Actual Numbers Are Depressing, Says Harvard Professor

By MassNews Staff
May 2002

A Boston Herald story last month that black and Hispanic students are "narrowing the achievement gap" in Massachusetts is "unfounded," says Stephan Thernstrom, Winthrop Professor of History at Harvard.

The paper had reported that the gap in math scores of white 8th-graders and those of their black and Hispanic classmates narrowed by 10 points between 1992 and 2000.

According to the article, the state ranked third in the nation in the progress it made on this front.
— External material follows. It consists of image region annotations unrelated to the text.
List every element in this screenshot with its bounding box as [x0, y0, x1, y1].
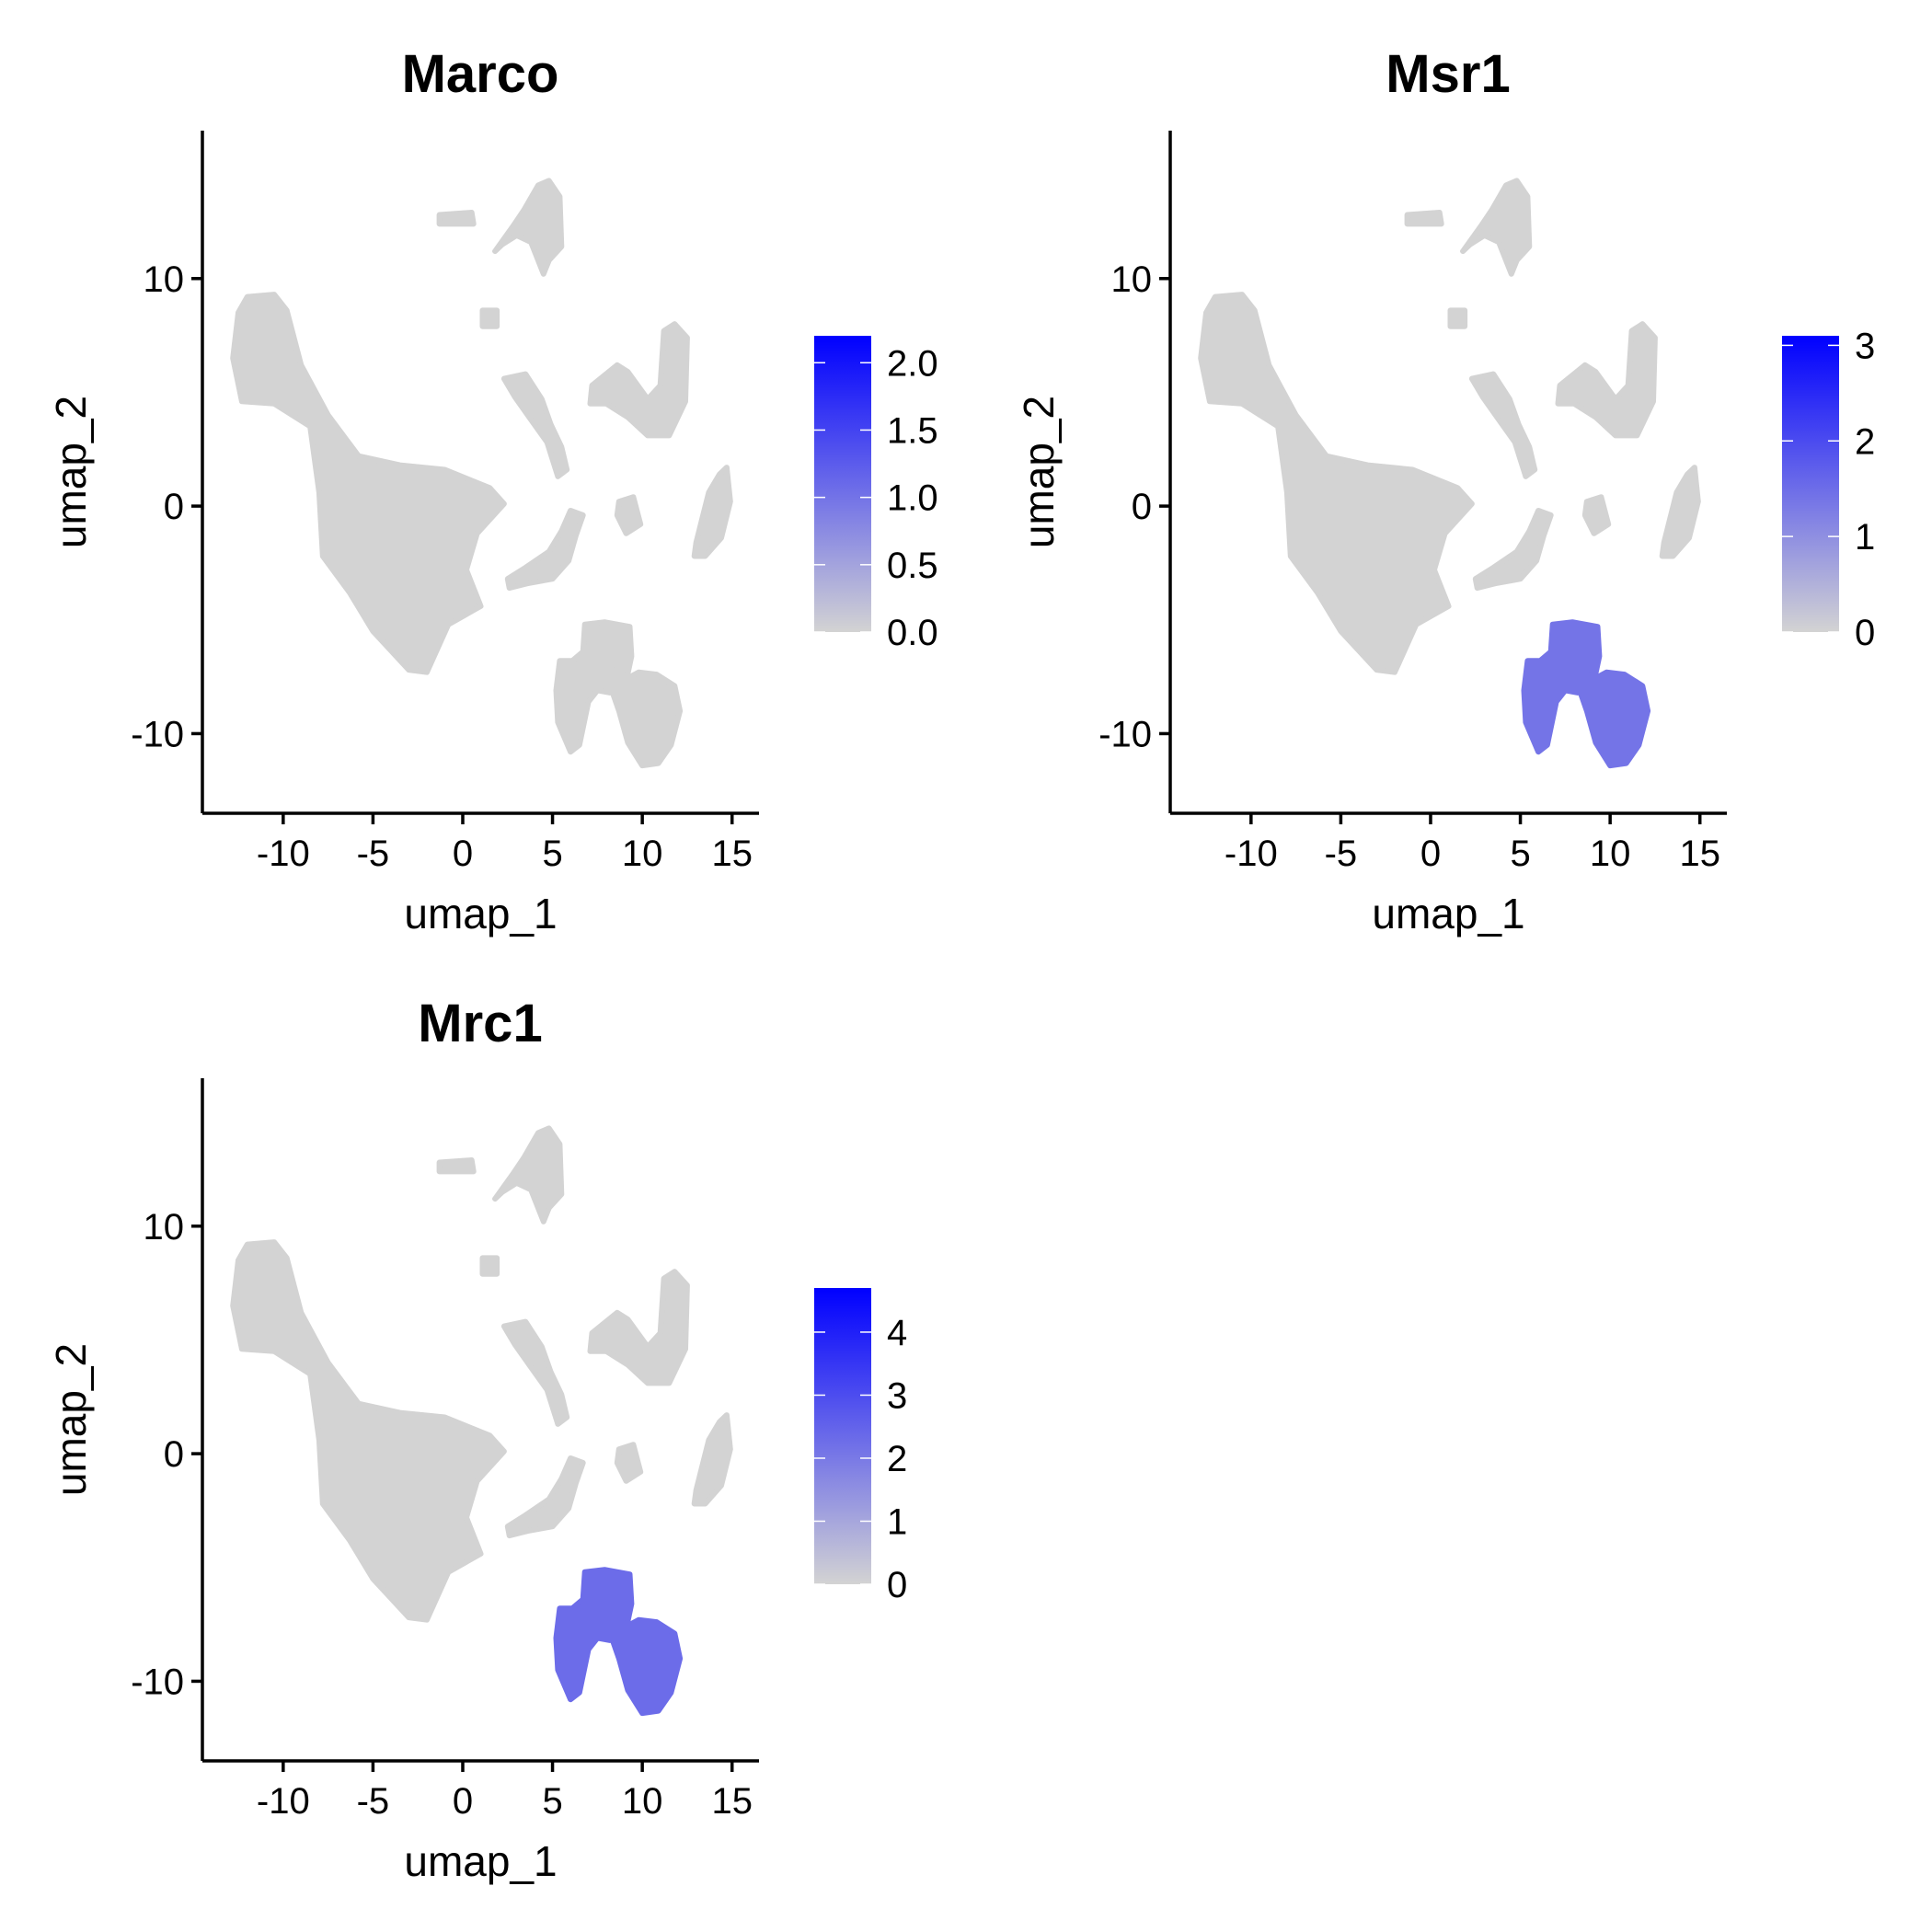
cluster-farRight: [1659, 465, 1701, 559]
x-tick-label: 0: [1420, 834, 1441, 874]
colorbar: [814, 336, 871, 632]
colorbar-label: 2: [1855, 421, 1875, 462]
colorbar-label: 0.5: [887, 546, 938, 586]
cluster-macroA: [553, 1567, 635, 1703]
colorbar-label: 0: [887, 1565, 907, 1605]
x-tick-label: -5: [357, 1781, 390, 1822]
panel-title: Mrc1: [418, 994, 542, 1053]
cluster-midTiny: [1581, 494, 1612, 536]
x-tick-label: 10: [622, 834, 663, 874]
panel-title: Msr1: [1386, 44, 1510, 104]
x-tick-label: -10: [1225, 834, 1278, 874]
cluster-rightBand: [1555, 321, 1658, 439]
x-axis-label: umap_1: [1372, 890, 1524, 937]
colorbar-label: 4: [887, 1313, 907, 1353]
x-tick-label: 5: [542, 834, 562, 874]
colorbar-label: 3: [887, 1375, 907, 1416]
cluster-macroB: [609, 667, 684, 769]
x-tick-label: -10: [257, 834, 310, 874]
cell-clusters: [1198, 178, 1701, 769]
cell-clusters: [230, 178, 733, 769]
cluster-tinyA: [479, 307, 500, 329]
x-tick-label: 15: [711, 1781, 753, 1822]
colorbar: [814, 1288, 871, 1584]
x-tick-label: 15: [1679, 834, 1720, 874]
colorbar-label: 2: [887, 1439, 907, 1479]
x-tick-label: 5: [1510, 834, 1530, 874]
y-axis-label: umap_2: [47, 396, 95, 548]
colorbar-label: 1.5: [887, 410, 938, 451]
colorbar-label: 0: [1855, 613, 1875, 653]
cluster-midTiny: [614, 494, 644, 536]
y-tick-label: -10: [1098, 714, 1152, 754]
colorbar: [1782, 336, 1839, 632]
x-tick-label: 5: [542, 1781, 562, 1822]
cluster-farRight: [691, 465, 733, 559]
x-tick-label: -10: [257, 1781, 310, 1822]
colorbar-label: 3: [1855, 326, 1875, 366]
cluster-midA: [500, 1318, 570, 1427]
cell-clusters: [230, 1125, 733, 1717]
umap-panel-1: Marco -10 -5 0 5 10 15 -10 0 10 umap_1 umap_2 0.0 0.5…: [47, 44, 938, 937]
colorbar-label: 1: [1855, 517, 1875, 558]
cluster-big: [1198, 292, 1475, 675]
x-tick-label: -5: [1325, 834, 1358, 874]
cluster-big: [230, 292, 507, 675]
y-axis-label: umap_2: [47, 1343, 95, 1496]
x-tick-label: 10: [1590, 834, 1631, 874]
x-axis-label: umap_1: [404, 1837, 557, 1885]
cluster-midTiny: [614, 1442, 644, 1484]
umap-panel-3: Mrc1 -10 -5 0 5 10 15 -10 0 10 umap_1 umap_2 0 1 2 3 4: [47, 994, 907, 1885]
cluster-tinyA: [1447, 307, 1468, 329]
y-tick-label: -10: [131, 1662, 184, 1702]
colorbar-label: 1: [887, 1501, 907, 1542]
colorbar-label: 1.0: [887, 478, 938, 519]
cluster-macroA: [553, 619, 635, 755]
cluster-midA: [500, 371, 570, 479]
cluster-midBranch: [1472, 508, 1554, 592]
cluster-midA: [1468, 371, 1538, 479]
x-tick-label: 0: [453, 834, 473, 874]
cluster-topLeftSmall: [1404, 210, 1444, 227]
colorbar-label: 2.0: [887, 343, 938, 384]
umap-panel-2: Msr1 -10 -5 0 5 10 15 -10 0 10 umap_1 umap_2 0 1 2 3: [1015, 44, 1875, 937]
cluster-topLeftSmall: [436, 210, 477, 227]
cluster-topRight: [492, 1125, 565, 1225]
colorbar-label: 0.0: [887, 613, 938, 653]
y-tick-label: 0: [1132, 487, 1152, 527]
cluster-topRight: [1460, 178, 1533, 277]
x-tick-label: 15: [711, 834, 753, 874]
cluster-big: [230, 1239, 507, 1623]
cluster-midBranch: [504, 508, 586, 592]
y-axis-label: umap_2: [1015, 396, 1063, 548]
cluster-rightBand: [587, 1269, 690, 1386]
y-tick-label: 10: [144, 1207, 185, 1248]
x-axis-label: umap_1: [404, 890, 557, 937]
y-tick-label: 0: [164, 487, 184, 527]
cluster-topRight: [492, 178, 565, 277]
cluster-rightBand: [587, 321, 690, 439]
cluster-farRight: [691, 1412, 733, 1507]
x-tick-label: -5: [357, 834, 390, 874]
panel-title: Marco: [402, 44, 559, 104]
cluster-tinyA: [479, 1255, 500, 1277]
cluster-topLeftSmall: [436, 1157, 477, 1175]
x-tick-label: 10: [622, 1781, 663, 1822]
x-tick-label: 0: [453, 1781, 473, 1822]
y-tick-label: -10: [131, 714, 184, 754]
y-tick-label: 10: [1111, 259, 1153, 300]
cluster-midBranch: [504, 1455, 586, 1539]
cluster-macroA: [1521, 619, 1603, 755]
y-tick-label: 10: [144, 259, 185, 300]
cluster-macroB: [1577, 667, 1651, 769]
y-tick-label: 0: [164, 1434, 184, 1475]
cluster-macroB: [609, 1615, 684, 1717]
This is not true, says Prof. Thernstrom. "In fact, the raw numbers provided by the National Assessment of Educational Progress (NAEP) reveal that in these years, the gap between white and black students nationally narrowed by a trivial one point. In Massachusetts it actually widened by a point."

He reports that there was some progress by Hispanics in the state. "They did narrow the gap from 37 to 30 points, but that was a pretty small step in the direction of equal achievement."

Prof. Thernstrom says the actual numbers are depressing. "The depressing truth," he says, "is that, on the most recent NAEP 8th-grade exam, in 2000, 51% of the state's Hispanic pupils and 57% of its African Americans score at the dismal 'Below Basic' category. That is well behind Texas, North Carolina, Indiana, and Virginia, all of which spend a good deal less per pupil than the Commonwealth does."